Alright. This is a problem that I thought of a couple months ago, and now I’m going to give the answer to it! The problem:

“How many numbers exist such that their decimal representation is the same as their hexadecimal representation?”

If you didn’t understand, it’s fine. It’s asking for the number of numbers that have the same value in decimal and hexadecimal. For example, 152 in decimal is 98 in hexadecimal.

This actually does have a fixed answer, and it’s surprising.

First: the numbers with one hexadecimal digit. There is 0, 1, 2, 3, 4, 5, 6, 7, 8, 9, A, B, C, D, E and F, but A, B, C, D, E and F aren’t decimal digits, so there are ten possible one-digit numbers.

Next! The double digits. Here’s where proof by contradiction may come in. Say that the decimal number is xy, or 10x + y. For hexadecimal, say it is the same value, or xy. In hexadecimal, that’s 16x + y. If they’re the same value, that means 10x + y = 16x + y. Cancel out the y, divide by x on each side, you get 10 = 16.

Let’s go back a step. 10x = 16x. The only way that is possible is if x = 0, which would just be single digits. Therefore, there are no double digit numbers that fit the statement.

Three digits: the new place value in hexadecimal is 256, while in decimal, it is 100. If the new number is abc, that means 100a + 10b + c = 256a + 16b + c. That means 100a + 10b = 256a + 16b, or 156a + 6b = 0. a and b have to be single digits, which means a and b are both 0, defeating the purpose of the triple digits.

It is the same for four-digits numbers and five-digit numbers, but at six digits (in hexadecimal), something interesting happens.

The highest place value is 4^5, which is 1,048,576, which is seven digits, while the hexadecimal representation is 100,000, a six digit number. The decimal becomes a far larger number than the hexadecimal, and we don’t have to go further, since every hexadecimal step is *16.

So what is the final answer?

10. 0, 1, 2, 3, 4, 5, 6, 7, 8 and 9.

It’s funny that this kind of problem could have such a simple answer, but it works.
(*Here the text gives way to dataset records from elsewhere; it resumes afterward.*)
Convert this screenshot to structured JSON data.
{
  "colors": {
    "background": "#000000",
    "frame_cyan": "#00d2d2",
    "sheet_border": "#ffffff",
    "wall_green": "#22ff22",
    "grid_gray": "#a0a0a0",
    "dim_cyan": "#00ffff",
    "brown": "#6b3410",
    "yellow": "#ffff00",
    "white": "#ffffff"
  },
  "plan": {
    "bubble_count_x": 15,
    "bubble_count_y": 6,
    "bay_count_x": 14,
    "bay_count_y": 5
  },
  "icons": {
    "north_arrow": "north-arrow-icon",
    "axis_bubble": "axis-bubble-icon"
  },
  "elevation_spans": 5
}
I had the idea of extending the problem, so that the problem was with octal and decimal. It’s the same concept, with octal being the lower base and decimal being the upper base, so the answer is 8; 0, 1, 2, 3, 4, 5, 6, 7.

If you did it with base 16 and base 20, the answer would be 16, with 0-9 and A-F being the list.

What’s the takeaway here?

Sometimes, start with the simple things, then move on to the complicated things. Maybe not, but it’s true in this case.